A Japanese publisher, Diamond Publishing, has released a novel titled, What if the Female Manager of a High-School Baseball Team read Drucker's 'Management.' According to The Economist, the book features a fictional teenager called Minami who becomes the gofer for the baseball team’s male coach. "Unlike many of her compatriots, she is the kind of girl, as the book says, who leaps before she looks. Horrified by the team’s lack of ambition, she sets it the goal of reaching the high-school championships." She finds Peter Drucker’s 1973 Management: Tasks, Responsibilities, Practices "and it helps her turn the rabble into a team."

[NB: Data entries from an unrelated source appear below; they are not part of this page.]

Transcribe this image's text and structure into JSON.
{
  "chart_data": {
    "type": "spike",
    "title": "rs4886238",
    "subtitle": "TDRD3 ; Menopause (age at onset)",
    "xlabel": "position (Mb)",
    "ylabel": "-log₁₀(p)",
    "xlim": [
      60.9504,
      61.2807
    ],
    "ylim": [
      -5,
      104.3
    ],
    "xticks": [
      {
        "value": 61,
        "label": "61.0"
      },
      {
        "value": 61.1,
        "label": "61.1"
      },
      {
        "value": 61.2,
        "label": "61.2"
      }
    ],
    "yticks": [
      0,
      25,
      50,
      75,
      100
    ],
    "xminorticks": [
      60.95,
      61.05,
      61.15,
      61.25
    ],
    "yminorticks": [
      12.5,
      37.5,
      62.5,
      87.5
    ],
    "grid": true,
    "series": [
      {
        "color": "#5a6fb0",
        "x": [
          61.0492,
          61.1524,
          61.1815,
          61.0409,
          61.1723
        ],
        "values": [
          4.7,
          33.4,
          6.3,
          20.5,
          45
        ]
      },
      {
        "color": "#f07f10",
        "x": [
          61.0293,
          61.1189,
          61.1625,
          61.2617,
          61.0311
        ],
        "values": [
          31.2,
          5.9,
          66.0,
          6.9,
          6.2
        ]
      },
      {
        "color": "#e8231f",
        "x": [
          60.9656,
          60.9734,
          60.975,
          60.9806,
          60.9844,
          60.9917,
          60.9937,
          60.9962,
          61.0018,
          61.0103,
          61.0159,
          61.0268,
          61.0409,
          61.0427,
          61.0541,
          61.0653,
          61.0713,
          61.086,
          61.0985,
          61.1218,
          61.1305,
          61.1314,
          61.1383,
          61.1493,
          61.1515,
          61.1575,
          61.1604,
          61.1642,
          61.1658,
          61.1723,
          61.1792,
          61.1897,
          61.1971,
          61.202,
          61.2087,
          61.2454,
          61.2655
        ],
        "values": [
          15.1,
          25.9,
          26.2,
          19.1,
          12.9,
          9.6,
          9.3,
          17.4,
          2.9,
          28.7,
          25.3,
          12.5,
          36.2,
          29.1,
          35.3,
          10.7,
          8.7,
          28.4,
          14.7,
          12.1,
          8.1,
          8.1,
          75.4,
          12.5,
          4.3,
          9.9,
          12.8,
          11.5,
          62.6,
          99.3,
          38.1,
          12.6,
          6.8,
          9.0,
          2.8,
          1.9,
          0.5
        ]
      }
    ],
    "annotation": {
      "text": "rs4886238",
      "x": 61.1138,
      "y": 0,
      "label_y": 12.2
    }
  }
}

Not only has the novel become successful, it's apparently stimulated sales of Drucker's original. Reportedly some 300,000 copies sold in Japan in the first six months of this year compared with 100,000 copies in the previous 26 years.
Drucker who loved Japan would have been pleased. A year before his death in 2005 he warned that "Japanese firms might soon be overtaken by rivals from South Korea, China and India. He urged them to brace for competition by working out what they were good at, what they should do and what their values were." While there are exceptions, the magazine notes, most large Japanese enterprises "remain corporate octopuses squeezing the life out of Japanese business."